Abbreviations: CRP, C-reactive protein; LDH, lactate dehydrogenase; OR, odds ratio; RR, respiratory rate.

Fig. 2.

Discrimination (a) and calibration (b) of the multivariable model and discrimination (c) of the PREDI-CO score in the derivation cohort. Discrimination (d), calibration (e) and discrimination (f) of the PREDICO score in the validation cohort.

Assignment of points on the basis of the β coefficient for these eight independent variables generated an individual risk score for each patient ranging from 0 to 9 (Table 4). Median PREDI-CO score was 4 (IQR 2–7) (see Supplementary material, Fig. S3a).

In the derivation cohort, the area under the ROC curve of the PREDI-CO score was 0.89 (95% CI 0.86–0.92). At a risk score of >3, the sensitivity, specificity, positive predictive value and negative predictive value were 72% (65%–79%), 86% (89%–92%), 74% (67%–80%) and 89% (85%–91%), respectively. The positive and negative likelihood ratios associated with a >3 score cut-off were 6.73 (95% CI 5.1–8.9) and 0.31 (95% CI 0.25–0.39), respectively (see Supplementary material, Table S1).
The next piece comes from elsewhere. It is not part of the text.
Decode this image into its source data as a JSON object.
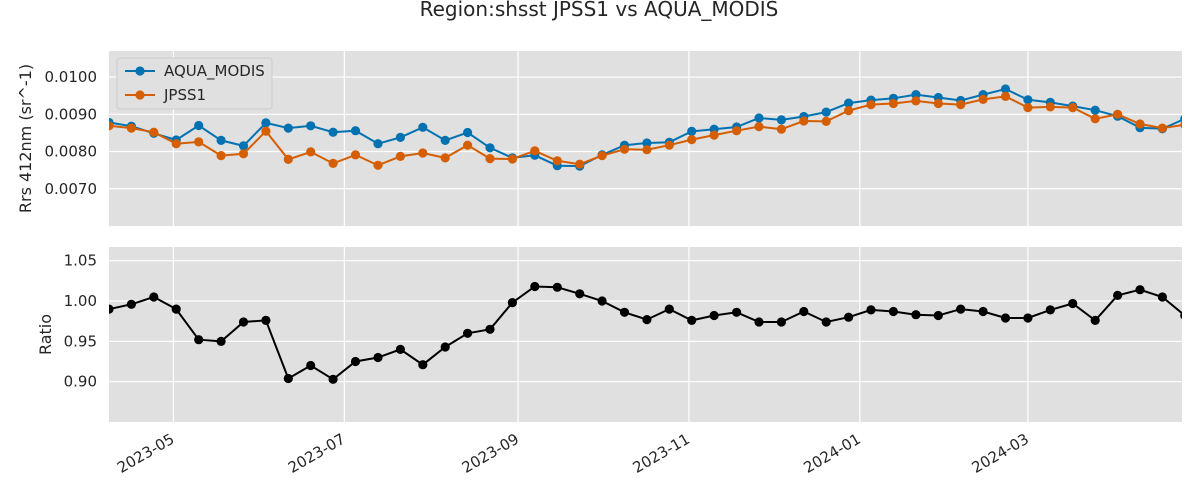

In the validation cohort, the PREDI-CO score showed an area under the ROC curve of 0.85 (95% CI 0.81–0.88). At risk score of >3, the sensitivity, specificity, positive predictive value and negative predictive value, and postive likelihood ratio 3.30 (2.65–4.11), negative likelihood ratio 0.27 (0.20–0.36) (Supplementary material, Table S1).

Finally, according to the ROC curve analysis the prediction ability for SRF of our score was higher than that of SOFA, qSOFA, CURB-65 and MEWS scores in both the derivation (Fig. 3 a) and validation (Fig. 3b) cohorts.

	Derivation cohort			Validation cohort
	AUC	Lower 95% CI	Upper 95% CI	AUC	Lower 95% CI	Upper 95% CI
PREDI-CO score	0.89	0.86	0.92	0.85	0.81	0.88
SOFA	0.73	0.68	0.78	0.74	0.69	0.79
qSOFA	0.71	0.66	0.76	0.61	0.56	0.65
CURB-65	0.72	0.67	0.77	0.64	0.59	0.68
MEWS	0.66	0.61	0.72	0.62	0.56	0.67

Abbreviations: AUC area under the curve MEWS Modified Early Warning Score, SOFA Sequential Organ Failure Assessment.

Fig. 3.

Comparison of prediction ability for severe respiratory failure in hospitalized individuals with a diagnosis of COVID-19 of the PREDICO score with qSOFA, SOFA, CURB-65 and MEWS scores. (a) Derivation cohort; (b) validation cohort.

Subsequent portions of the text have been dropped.